On the road again.. Huge university was waiting for us this time.. The place is rather known in explorers’ community, with its “visit card” – the large (maybe rector’s?) office with a luxurious golden chandelier hanging up the massive table. The portrait, gorgeous fireplace… everything reminded of the past grandeur.
In August 1881, an engineer and industrialist of that time .. let’s call him .. Frank, was invited to Paris to the International Congress of Electricians, organized by the French government in the sidelines of the International Electricity Exhibition in the Trocadero Palace.
Frank was fascinated by the incredible potential of electrical innovations of the time. Returning home, he proposed to the rector of the local University to create an electrotechnical training institute in the existing university.
Being open in 1883, the institute has initially occupied the audience of University Square, but the rector decided to finance the installation of extra laboratories, workshops and classrooms and quickly gained a prestigious international reputation.
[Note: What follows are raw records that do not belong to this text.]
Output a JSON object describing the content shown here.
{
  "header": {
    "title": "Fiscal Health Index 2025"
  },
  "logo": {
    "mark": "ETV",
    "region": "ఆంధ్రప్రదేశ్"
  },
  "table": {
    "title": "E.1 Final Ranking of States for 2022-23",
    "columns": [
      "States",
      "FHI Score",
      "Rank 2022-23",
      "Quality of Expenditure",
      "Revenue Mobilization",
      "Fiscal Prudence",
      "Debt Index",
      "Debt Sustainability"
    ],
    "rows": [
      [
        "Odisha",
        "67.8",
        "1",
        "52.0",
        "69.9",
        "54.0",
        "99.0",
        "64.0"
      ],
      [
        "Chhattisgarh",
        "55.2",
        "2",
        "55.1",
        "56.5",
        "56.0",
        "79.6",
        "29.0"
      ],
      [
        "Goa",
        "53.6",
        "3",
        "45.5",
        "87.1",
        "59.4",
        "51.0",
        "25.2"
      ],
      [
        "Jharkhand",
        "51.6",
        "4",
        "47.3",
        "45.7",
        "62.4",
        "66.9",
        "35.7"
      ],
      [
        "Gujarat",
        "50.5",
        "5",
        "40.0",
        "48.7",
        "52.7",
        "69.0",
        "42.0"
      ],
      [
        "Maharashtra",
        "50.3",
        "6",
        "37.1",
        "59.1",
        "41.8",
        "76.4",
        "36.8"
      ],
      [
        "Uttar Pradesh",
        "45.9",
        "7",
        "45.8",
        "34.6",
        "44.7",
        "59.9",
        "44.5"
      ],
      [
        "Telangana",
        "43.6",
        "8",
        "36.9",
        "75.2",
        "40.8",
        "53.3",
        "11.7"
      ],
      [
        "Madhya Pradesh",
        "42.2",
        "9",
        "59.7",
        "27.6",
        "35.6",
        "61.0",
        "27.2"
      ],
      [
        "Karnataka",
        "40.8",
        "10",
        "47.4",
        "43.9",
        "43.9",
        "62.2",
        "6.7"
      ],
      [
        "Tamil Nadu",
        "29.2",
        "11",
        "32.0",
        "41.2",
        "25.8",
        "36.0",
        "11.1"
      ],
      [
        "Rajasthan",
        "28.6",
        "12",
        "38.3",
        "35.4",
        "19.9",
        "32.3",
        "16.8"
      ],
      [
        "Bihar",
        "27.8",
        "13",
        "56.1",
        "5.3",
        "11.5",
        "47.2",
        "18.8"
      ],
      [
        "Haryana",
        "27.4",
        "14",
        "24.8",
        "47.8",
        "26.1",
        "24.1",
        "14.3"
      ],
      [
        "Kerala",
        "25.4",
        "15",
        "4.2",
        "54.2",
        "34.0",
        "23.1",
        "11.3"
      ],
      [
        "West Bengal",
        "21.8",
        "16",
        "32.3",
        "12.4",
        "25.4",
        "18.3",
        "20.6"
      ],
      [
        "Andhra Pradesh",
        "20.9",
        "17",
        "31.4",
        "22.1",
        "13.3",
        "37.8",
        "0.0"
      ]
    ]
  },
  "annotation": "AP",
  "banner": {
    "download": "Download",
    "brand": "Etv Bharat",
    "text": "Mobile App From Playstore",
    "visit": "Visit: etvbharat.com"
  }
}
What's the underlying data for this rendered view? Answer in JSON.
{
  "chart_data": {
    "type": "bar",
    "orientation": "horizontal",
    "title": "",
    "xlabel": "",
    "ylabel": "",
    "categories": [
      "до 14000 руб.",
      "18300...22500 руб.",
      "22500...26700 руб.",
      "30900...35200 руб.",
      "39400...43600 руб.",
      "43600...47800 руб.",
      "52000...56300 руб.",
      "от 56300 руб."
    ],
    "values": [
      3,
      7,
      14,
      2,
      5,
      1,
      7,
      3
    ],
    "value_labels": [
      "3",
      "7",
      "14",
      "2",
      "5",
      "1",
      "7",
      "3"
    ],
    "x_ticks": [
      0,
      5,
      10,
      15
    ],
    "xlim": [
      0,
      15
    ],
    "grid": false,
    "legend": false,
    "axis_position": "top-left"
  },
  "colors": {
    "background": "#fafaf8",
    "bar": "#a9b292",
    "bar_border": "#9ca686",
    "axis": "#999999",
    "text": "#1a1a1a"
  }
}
Students flew from all over the world, and thus, soon, the building could hardly accommodate everyone who wanted to get an education.
Now Frank in his turn has given the financial help to the expansion of buildings. Thus, a neoclassical structure was built in the left part of the main courtyard, with a brick-limestone façade. It could accommodate a large audience of almost three hundred places. Several world-known experts in their fields were trained here.
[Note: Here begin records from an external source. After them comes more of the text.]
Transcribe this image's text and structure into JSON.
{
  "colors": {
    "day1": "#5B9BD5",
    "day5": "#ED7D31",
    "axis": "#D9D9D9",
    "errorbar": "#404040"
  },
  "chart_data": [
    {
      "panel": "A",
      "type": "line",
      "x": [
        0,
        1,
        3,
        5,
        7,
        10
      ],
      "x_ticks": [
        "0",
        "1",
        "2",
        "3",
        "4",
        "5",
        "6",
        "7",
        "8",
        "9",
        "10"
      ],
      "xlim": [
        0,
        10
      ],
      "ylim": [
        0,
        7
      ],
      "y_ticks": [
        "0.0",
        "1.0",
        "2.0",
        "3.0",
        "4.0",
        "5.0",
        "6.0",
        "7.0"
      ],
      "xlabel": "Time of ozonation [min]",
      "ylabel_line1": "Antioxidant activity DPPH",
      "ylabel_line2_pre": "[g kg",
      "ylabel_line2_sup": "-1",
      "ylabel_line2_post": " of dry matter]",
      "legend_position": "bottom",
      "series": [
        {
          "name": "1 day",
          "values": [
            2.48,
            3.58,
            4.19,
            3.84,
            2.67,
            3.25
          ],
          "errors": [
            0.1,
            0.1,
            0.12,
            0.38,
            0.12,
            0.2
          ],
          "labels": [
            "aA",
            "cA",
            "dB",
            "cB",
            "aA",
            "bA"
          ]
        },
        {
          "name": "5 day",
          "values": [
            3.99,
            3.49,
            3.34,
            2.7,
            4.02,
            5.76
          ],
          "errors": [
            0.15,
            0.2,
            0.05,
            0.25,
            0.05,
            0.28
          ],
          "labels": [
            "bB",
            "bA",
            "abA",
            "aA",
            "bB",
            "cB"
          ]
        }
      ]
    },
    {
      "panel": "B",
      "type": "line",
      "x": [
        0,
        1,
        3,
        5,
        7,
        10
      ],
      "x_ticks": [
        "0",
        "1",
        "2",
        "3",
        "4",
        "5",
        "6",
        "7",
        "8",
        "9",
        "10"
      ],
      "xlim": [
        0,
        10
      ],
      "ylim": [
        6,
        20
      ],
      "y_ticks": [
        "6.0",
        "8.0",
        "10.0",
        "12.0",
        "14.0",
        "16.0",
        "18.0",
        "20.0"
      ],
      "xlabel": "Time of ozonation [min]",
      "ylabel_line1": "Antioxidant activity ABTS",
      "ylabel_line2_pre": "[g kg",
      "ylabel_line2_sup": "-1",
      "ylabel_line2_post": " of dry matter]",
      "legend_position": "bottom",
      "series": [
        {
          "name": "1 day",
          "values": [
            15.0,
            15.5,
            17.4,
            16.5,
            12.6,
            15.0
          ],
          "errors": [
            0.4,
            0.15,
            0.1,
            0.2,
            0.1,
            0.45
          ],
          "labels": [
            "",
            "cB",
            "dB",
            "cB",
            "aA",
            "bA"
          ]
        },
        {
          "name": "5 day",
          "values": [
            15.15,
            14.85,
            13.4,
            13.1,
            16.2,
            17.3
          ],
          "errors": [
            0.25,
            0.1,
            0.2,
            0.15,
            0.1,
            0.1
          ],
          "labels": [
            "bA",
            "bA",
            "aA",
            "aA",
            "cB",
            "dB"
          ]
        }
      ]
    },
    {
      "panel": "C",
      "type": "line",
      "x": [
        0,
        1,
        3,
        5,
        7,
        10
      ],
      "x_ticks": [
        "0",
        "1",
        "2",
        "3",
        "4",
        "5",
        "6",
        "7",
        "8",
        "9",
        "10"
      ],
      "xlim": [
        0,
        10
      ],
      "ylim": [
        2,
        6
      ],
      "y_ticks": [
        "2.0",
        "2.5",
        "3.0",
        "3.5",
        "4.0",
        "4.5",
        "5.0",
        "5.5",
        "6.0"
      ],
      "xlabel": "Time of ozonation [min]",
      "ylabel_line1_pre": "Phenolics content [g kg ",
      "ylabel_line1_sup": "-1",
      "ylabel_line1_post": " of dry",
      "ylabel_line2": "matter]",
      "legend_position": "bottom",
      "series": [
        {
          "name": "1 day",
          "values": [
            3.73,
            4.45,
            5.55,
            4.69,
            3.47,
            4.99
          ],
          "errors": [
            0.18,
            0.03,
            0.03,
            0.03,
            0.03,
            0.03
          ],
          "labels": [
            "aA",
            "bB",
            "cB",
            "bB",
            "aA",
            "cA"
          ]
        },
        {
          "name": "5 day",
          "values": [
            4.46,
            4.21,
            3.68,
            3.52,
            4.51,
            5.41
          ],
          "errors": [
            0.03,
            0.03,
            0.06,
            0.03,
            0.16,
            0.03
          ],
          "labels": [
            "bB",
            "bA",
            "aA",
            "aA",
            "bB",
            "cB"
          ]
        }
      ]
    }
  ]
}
Nowadays it is a historic building: it dates from the last quarter of the nineteenth century, and its facade is classified as a monument. The buildings seem to have become disused over the course of years, and the old teaching block is suffering from vandalism and water infiltration from damaged roofing.
On the day we could get inside, the best buildings were a library and some classrooms.
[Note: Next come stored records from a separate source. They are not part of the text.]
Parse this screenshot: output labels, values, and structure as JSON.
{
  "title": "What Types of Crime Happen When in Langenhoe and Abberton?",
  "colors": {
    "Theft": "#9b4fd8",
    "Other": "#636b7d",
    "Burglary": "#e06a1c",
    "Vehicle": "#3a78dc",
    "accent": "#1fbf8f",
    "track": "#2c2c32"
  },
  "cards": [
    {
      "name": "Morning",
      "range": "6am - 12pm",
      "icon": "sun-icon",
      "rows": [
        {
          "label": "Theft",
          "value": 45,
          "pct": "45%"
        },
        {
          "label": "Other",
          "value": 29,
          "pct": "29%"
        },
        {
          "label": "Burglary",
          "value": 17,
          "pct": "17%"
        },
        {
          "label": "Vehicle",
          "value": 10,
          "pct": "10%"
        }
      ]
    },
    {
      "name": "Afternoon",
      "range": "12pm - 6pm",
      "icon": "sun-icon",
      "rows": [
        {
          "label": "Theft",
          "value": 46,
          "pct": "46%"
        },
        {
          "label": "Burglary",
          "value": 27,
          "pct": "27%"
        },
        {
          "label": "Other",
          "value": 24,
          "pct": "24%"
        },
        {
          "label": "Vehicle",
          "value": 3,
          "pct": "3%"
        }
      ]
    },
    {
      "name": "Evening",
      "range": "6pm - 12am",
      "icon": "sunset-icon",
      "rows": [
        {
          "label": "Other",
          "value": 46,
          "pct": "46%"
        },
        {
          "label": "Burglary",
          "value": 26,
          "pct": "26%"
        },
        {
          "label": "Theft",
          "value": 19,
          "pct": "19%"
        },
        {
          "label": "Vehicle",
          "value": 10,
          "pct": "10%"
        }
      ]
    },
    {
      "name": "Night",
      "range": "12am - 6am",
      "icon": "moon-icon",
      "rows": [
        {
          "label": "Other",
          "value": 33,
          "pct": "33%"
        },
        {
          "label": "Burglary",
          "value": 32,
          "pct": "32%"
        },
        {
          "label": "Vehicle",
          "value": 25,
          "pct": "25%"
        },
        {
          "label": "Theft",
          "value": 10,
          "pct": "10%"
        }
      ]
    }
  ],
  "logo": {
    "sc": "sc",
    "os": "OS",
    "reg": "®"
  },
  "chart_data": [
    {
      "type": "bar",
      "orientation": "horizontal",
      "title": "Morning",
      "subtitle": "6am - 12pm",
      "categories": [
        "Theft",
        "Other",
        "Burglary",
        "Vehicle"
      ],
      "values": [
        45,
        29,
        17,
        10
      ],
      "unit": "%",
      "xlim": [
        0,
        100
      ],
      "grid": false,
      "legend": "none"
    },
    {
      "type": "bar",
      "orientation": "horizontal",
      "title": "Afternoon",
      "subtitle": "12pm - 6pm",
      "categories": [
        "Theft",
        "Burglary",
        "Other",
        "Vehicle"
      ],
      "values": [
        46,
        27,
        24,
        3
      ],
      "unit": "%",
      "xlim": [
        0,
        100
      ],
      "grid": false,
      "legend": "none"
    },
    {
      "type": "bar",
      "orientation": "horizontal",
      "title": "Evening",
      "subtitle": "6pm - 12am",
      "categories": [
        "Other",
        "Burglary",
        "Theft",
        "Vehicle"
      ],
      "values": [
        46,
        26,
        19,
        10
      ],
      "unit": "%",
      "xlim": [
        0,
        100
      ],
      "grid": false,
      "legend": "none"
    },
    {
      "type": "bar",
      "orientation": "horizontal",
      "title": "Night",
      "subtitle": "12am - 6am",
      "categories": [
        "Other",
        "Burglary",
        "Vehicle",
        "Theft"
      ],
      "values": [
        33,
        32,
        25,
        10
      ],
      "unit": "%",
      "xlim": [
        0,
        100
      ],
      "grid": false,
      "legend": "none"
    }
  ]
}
The entrance hall had very beautiful wooden walls. Two wooden spiral staircases lead to the upper gallery of the lecture hall. The hall still had wooden benches, many of which were painted with graffiti of numerous generations of once future engineers. The other side room had a large, impressive staircase leading to another hall and the library. Unfortunately, the books were already removed from the shelves before our visit and were put in front of the old fireplace. These books were mainly works on electrical engineering, and most of them, dated the beginning of 1900, probably were rare editions.
The building is no longer accessible, you should not even try to get inside. Now it is empty and sold. After a recent auction, the deal finally took place. The price exceeded two million euro and was significantly higher than expected. The buyer is a subsidiary, recently created by two heavyweights in the local construction industry. Details of the project of the new owners are not known yet.